Konsekuensi Utang
Di sisi lain, Direktur Eksekutif Center of Reform on Economics (Core) Mohammad Faisal melihat adanya konsekuensi atas beban utang yang harus Indonesia terima jika kebijakan tersebut dieksekusi.
Pasalnya, profil utang jatuh tempo Indonesia dalam tiga tahun mendatang, 2025 hingga 2027, akan mencapai Rp2.400 triliun atau hampir setara dengan jumlah APBN tahun 2019 yang senilai Rp2.461,1 triliun.
Faisal melihat kebijakan ini hanya dapat diambil jika kondisi perekonomian Indonesia baik dan sehat.
“Defisit 3% memungkinkan kalau ekonomi kita sehat, menggali penerimaan itu baik, bukan hanya penerimaan dari menengah bawah tapi perusahaan besar yang harus dikejar,” ungkapnya kepada Bisnis, Rabu (10/7/2024).
Padahal, Indonesia telah melihat bukti dari persepi pasar akibat adanya rencana Prabowo untuk mengerek rasio utang pemerintah hingga 50% pada bulan lalu. Alhasil, rupiah mengalami pelemahan yang cukup dalam.
Dirinya tidak dapat memungkiri bila ke depannya akan ada kejadian serupa dari rencana Prabowo di masa mendatang.
“Kita merasakan pelemahan nilai tukar bukan hanya karena The Fed, tapi faktor internal. Persepsi pasar kepada kemampuan pemerintah baru untuk mengelola displin fiskal.
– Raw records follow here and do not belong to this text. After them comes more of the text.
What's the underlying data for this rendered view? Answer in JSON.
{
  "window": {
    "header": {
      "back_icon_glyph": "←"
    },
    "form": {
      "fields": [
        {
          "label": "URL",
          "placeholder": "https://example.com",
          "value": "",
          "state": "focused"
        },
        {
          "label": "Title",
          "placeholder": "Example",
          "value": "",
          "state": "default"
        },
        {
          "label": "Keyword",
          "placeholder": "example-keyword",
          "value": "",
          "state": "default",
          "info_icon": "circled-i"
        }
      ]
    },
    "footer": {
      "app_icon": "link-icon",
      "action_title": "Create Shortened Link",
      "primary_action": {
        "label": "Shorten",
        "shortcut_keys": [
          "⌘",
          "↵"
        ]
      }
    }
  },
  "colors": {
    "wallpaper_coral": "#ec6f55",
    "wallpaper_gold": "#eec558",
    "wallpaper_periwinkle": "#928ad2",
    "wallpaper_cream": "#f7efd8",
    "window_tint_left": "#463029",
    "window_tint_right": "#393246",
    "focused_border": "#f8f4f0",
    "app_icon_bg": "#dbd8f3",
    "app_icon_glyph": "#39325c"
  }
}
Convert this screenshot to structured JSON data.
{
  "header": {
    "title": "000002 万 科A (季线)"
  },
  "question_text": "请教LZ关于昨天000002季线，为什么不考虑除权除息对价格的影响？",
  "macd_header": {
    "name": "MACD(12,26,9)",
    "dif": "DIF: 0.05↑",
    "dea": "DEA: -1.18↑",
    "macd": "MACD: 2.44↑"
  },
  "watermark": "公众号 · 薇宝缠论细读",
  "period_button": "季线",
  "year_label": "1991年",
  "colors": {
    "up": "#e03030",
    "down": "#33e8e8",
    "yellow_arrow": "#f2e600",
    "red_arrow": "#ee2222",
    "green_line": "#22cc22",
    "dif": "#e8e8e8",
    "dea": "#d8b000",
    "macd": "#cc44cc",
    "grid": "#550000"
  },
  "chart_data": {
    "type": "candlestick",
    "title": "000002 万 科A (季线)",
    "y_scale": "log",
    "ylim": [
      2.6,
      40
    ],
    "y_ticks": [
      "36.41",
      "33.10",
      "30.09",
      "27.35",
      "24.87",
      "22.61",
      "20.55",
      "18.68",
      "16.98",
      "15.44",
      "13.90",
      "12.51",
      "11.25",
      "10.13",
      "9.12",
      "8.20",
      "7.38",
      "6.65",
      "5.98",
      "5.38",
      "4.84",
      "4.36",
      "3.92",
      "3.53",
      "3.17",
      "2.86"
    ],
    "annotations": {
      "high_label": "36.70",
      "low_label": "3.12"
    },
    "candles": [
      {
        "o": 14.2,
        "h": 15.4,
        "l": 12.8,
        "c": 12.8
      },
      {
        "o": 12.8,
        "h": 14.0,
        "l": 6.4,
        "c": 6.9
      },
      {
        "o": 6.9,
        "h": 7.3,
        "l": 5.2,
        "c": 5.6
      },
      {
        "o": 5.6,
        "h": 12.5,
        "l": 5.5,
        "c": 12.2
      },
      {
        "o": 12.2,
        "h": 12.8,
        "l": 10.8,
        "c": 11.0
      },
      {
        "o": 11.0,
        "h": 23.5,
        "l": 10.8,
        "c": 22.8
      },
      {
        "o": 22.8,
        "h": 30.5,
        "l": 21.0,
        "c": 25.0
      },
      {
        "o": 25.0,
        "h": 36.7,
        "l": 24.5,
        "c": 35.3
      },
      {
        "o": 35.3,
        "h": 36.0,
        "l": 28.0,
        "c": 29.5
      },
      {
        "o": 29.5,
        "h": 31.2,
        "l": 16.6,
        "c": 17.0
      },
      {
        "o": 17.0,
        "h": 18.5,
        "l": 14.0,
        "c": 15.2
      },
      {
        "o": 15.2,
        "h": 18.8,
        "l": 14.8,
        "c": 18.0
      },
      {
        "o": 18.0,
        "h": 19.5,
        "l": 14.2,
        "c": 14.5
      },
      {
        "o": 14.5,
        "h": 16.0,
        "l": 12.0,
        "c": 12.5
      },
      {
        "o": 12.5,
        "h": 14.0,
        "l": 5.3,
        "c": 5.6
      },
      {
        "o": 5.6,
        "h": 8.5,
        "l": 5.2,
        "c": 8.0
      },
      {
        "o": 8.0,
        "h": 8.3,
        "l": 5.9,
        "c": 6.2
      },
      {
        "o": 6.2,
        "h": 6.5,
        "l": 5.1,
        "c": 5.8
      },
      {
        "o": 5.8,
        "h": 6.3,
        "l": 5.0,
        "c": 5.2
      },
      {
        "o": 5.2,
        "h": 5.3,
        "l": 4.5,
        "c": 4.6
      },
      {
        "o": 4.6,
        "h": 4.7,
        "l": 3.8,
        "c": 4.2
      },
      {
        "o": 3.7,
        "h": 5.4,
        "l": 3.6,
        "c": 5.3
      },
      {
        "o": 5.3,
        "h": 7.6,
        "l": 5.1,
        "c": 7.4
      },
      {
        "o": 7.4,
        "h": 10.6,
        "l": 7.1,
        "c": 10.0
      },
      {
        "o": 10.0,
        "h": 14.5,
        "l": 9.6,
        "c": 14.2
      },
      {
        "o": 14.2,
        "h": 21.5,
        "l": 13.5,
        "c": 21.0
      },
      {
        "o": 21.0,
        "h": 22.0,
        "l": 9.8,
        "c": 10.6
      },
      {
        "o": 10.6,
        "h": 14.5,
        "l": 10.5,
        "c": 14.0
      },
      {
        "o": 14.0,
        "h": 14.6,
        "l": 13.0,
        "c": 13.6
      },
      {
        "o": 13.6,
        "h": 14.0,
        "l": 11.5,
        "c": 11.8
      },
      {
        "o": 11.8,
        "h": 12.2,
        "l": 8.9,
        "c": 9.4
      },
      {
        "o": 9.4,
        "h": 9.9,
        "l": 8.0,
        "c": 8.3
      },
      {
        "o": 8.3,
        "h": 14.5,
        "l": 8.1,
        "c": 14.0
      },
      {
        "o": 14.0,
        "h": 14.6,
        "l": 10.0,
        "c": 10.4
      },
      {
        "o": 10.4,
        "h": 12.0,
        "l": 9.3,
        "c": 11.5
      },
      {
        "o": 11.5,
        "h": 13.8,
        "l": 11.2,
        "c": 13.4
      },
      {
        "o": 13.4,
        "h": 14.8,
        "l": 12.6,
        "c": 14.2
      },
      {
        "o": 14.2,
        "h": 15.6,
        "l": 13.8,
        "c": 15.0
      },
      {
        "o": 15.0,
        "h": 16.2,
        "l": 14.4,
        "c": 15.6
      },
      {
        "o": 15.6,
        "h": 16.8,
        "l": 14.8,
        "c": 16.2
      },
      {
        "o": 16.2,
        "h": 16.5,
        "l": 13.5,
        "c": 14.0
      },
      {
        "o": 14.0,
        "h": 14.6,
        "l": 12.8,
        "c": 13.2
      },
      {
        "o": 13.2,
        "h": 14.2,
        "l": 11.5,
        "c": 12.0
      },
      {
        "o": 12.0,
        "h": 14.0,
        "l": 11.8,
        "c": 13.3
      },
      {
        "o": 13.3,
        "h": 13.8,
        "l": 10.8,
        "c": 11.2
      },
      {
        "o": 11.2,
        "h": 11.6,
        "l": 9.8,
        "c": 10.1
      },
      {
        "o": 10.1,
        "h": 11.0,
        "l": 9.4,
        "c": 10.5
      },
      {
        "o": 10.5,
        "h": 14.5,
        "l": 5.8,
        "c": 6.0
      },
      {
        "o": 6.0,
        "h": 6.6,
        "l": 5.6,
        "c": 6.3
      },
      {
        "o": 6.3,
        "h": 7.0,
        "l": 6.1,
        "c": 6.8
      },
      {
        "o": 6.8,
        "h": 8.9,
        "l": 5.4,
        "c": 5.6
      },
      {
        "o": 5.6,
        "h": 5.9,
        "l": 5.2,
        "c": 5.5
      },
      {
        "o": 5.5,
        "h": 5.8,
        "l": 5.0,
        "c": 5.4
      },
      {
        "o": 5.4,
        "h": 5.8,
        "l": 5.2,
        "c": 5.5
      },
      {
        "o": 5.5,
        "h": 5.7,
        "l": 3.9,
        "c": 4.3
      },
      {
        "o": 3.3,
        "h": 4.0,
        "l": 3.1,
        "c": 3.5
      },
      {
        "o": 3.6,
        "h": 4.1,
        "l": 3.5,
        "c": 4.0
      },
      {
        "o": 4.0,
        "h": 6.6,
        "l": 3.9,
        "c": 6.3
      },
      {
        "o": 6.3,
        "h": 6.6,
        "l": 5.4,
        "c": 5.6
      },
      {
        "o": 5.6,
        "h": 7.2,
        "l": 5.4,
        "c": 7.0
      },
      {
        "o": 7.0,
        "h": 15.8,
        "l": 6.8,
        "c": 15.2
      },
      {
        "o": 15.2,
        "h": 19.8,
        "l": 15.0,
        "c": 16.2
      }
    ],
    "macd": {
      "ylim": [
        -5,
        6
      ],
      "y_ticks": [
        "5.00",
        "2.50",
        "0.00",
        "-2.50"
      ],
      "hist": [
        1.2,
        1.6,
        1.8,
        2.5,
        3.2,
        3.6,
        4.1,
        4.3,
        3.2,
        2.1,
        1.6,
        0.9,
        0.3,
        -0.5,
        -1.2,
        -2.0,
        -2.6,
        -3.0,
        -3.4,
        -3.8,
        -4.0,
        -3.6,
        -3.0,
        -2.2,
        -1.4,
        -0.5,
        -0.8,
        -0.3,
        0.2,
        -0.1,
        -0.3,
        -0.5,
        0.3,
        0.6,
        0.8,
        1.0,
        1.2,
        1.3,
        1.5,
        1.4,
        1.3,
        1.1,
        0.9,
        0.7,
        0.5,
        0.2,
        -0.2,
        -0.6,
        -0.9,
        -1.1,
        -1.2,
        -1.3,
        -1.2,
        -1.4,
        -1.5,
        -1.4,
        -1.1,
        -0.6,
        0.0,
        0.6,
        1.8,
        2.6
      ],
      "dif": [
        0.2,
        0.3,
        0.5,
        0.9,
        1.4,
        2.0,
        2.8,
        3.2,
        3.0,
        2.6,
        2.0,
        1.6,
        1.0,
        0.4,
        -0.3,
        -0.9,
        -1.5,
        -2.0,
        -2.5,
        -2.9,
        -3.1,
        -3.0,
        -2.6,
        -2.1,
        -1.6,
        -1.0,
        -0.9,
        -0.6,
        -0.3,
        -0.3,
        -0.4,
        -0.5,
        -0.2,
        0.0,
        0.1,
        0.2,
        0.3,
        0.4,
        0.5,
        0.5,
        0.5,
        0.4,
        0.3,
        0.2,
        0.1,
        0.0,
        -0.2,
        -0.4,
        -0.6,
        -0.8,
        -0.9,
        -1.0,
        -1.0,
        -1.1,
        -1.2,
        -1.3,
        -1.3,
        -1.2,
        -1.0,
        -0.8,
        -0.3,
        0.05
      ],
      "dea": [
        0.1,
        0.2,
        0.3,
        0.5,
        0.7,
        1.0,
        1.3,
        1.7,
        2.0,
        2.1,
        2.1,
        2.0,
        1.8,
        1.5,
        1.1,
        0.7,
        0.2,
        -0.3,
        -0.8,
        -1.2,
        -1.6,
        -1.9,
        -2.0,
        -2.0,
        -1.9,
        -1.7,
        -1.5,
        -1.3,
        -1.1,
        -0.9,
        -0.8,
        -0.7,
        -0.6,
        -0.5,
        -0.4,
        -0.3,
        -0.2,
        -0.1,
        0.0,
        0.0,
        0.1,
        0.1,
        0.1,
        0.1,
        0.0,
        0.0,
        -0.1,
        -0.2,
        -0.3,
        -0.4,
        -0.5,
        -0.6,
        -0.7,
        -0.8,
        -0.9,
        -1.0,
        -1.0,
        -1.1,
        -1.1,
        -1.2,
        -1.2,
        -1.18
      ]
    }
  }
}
Ini dampak langsung yang sudah kita rasakan,” jelasnya.
Padahal, Menteri Keuangan (Menkeu) Sri Mulyani Indrawati menyampaikan bahwa presiden terpilih Prabowo Subianto telah berkomitmen untuk menjaga defisit Anggaran Pendapatan dan Belanja Negara (APBN) 2025 di bawah 3% dari Produk Domestik Bruto (PDB).
“Kami sudah menyampaikan juga kepada presiden terpilih Bapak Prabowo dan beliau juga memberikan keyakinan arahan bahwa beliau commit defisit di bawah 3%,” ujarnya dalam konferensi pers di kantor pusat Direktorat Jenderal Pajak, Senin (24/6/2024).
Angka tersebut sebagaimana postur APBN 2025 yang telah disepakati dalam Panja A Badan Anggaran (Banggar) pada pertengahan Juni, di mana defisit tahun depan akan berada pada rentang 2,29% hingga 2,82% dari PDB atau di bawah 3%.